Monday, April 2, 2012

Child's Play

While reading the biography of Higuchi Ichiyo alongside to her short fiction Child's Play, I found her life span to be unbelievably short and limited by gender expectations of 19th century Japan. Because she was female, society prevented her from receiving a well rounded westernized education like most middle class male writers. Ichiyo, who was forced to withdraw from grade school at the urging of her mother who argued that it was impractical for a girl to continue with schooling, was enrolled in a poetic conservatory by her father. Ichiyo became the sole breadwinner for her mother and younger sister following the death of her father when she was 17 and moved the family to the outskirts of Tokyo's red light district in 1893. She became pupil to fellow writer Nakarai Tosui, who was the inspiration behind her literary diary, "In the Shade of Spring Leaves" (1891-1896). Although her story Umoregi was the breakthrough story that won over the literary world, her 1895 work Child's Play, or Growing up, was considered her best work. I gather that the story came from her own experiences living on the edge of the red light district running a small shop in the alleys.

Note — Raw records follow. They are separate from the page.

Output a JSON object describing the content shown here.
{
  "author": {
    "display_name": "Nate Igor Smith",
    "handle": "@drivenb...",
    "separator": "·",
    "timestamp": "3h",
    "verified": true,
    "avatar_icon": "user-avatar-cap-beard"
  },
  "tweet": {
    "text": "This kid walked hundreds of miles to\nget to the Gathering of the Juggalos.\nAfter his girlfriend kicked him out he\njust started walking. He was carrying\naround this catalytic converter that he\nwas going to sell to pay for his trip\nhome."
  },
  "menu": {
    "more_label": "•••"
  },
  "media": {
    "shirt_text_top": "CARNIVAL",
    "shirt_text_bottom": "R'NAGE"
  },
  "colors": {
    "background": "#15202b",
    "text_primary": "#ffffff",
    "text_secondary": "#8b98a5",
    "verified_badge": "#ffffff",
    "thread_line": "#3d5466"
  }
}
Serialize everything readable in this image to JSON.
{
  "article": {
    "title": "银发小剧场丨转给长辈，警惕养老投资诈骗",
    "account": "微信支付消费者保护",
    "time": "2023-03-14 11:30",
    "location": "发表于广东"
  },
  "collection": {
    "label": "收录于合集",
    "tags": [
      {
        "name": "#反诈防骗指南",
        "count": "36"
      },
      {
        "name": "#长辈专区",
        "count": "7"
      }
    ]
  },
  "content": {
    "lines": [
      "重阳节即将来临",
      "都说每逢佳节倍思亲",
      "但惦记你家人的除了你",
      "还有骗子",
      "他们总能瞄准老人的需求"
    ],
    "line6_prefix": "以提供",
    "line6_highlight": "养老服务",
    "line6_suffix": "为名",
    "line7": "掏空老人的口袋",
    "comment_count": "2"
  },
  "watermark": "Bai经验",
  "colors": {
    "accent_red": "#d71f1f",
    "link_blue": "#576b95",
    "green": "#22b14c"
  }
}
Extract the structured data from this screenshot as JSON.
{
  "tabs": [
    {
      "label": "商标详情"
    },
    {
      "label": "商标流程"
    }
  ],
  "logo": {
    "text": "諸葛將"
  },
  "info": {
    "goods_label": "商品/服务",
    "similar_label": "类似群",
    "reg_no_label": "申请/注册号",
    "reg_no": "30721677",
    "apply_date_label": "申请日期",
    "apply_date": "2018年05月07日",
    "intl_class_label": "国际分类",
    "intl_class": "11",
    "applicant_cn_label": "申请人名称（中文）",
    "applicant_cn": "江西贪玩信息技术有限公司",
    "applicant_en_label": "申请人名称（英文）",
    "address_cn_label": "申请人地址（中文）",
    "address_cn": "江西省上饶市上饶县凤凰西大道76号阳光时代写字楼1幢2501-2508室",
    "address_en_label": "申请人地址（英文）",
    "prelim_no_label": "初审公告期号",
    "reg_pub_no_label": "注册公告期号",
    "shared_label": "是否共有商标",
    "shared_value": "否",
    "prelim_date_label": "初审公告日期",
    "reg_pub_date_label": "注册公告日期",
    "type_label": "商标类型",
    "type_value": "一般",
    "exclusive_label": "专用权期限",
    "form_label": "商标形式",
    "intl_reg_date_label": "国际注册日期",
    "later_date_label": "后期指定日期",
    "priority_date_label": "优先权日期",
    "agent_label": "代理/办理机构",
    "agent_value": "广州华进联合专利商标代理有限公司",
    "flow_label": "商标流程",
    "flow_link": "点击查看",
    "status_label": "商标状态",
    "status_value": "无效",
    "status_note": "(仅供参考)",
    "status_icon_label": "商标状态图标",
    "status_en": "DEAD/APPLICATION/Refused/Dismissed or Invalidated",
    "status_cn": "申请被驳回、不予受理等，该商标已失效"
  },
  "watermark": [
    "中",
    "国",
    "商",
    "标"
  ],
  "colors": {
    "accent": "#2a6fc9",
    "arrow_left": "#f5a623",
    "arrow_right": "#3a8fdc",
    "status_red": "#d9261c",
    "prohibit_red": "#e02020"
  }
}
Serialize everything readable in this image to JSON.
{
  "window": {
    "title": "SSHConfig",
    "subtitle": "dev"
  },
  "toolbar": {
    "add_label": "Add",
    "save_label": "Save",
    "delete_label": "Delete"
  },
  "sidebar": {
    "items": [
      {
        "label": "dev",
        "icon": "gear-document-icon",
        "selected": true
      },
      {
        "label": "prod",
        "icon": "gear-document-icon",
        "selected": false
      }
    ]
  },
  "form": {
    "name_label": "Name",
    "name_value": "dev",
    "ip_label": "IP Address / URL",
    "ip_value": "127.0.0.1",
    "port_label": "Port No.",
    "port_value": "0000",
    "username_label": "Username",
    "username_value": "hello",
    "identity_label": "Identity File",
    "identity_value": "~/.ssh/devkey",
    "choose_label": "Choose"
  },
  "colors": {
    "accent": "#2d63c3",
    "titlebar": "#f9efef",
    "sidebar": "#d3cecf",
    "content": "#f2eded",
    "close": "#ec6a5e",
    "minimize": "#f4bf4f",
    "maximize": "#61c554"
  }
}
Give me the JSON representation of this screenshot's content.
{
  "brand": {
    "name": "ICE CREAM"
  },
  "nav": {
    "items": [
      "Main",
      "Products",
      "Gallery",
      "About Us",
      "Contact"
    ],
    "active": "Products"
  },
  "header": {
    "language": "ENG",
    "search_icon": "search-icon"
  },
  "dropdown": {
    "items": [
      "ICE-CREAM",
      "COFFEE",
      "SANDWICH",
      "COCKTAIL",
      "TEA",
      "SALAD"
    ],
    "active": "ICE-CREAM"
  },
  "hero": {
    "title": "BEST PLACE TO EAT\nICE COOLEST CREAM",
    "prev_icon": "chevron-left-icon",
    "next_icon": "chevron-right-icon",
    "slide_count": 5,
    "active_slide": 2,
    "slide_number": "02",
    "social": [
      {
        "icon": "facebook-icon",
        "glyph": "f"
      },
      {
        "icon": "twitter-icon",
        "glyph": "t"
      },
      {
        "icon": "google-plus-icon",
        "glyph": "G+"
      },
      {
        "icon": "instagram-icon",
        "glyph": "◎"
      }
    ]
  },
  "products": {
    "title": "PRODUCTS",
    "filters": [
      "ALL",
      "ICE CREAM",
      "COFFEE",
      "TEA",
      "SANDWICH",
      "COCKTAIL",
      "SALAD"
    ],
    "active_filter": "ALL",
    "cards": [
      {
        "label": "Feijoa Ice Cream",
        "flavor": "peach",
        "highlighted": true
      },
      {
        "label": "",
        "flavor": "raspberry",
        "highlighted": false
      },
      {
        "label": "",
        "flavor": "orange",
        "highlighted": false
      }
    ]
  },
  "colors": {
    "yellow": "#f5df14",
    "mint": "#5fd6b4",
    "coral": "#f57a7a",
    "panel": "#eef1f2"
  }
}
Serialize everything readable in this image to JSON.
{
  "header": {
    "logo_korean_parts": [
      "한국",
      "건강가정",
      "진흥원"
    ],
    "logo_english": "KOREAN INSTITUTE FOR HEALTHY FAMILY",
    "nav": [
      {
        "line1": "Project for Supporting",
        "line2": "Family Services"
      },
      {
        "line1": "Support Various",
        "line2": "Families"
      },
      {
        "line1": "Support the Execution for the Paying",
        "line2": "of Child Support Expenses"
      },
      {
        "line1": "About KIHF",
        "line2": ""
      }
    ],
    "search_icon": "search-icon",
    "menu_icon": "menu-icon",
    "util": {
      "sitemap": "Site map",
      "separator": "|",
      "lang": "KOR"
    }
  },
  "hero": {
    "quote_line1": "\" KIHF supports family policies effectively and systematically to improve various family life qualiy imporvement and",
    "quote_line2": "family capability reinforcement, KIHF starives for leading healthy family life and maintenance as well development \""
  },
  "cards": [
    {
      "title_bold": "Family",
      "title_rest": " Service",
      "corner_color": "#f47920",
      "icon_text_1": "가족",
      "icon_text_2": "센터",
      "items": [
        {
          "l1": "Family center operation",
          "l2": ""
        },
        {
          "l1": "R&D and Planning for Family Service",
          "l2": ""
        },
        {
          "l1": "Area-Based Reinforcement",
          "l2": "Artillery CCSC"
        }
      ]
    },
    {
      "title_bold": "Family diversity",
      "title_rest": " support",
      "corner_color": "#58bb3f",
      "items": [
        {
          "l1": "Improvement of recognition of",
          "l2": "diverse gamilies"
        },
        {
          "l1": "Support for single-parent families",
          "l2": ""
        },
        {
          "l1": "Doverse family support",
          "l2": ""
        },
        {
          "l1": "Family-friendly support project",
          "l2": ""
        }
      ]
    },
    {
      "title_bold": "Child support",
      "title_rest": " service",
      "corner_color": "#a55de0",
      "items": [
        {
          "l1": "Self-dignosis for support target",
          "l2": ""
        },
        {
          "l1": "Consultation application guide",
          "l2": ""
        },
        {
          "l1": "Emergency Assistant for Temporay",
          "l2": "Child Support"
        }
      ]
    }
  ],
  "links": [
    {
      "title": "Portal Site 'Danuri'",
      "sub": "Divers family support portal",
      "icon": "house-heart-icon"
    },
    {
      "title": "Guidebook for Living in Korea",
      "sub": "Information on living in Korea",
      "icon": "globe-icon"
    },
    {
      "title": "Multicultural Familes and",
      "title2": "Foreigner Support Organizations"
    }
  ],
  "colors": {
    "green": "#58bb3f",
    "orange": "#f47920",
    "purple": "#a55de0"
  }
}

The story was very depressing to me, as if the children were all doomed to fall into the trap of determinism, where they were destined to end up with the same miserable fates as their families (Shota ended up being a pawnbroker like his dad, Midori a prostitute like her sister). After Midori was publicly humiliated by Chokichi, she "broke her pencils and threw away her ink; she would spend her time playing with her real friends." (1821). The story got a little hard to follow the more I read into it, but on page 1833, the part of the song that Shota sings reflects Midori's fate:

                 "Growing up,
                      She plays among the butterflies
                      and flowers.
                  But she turns sixteen,
                  and all she knows
                  is work and sorrow."

After Midori became a prostitute, her whole personality changed too. She was once very outgoing and considered Shota her best friend. By the end of the story, she no longer spoke to Shota and she grew quiet, never going out to play with her friends again. The process of growing up took away her innocence and she ends up behaving like someone half her age.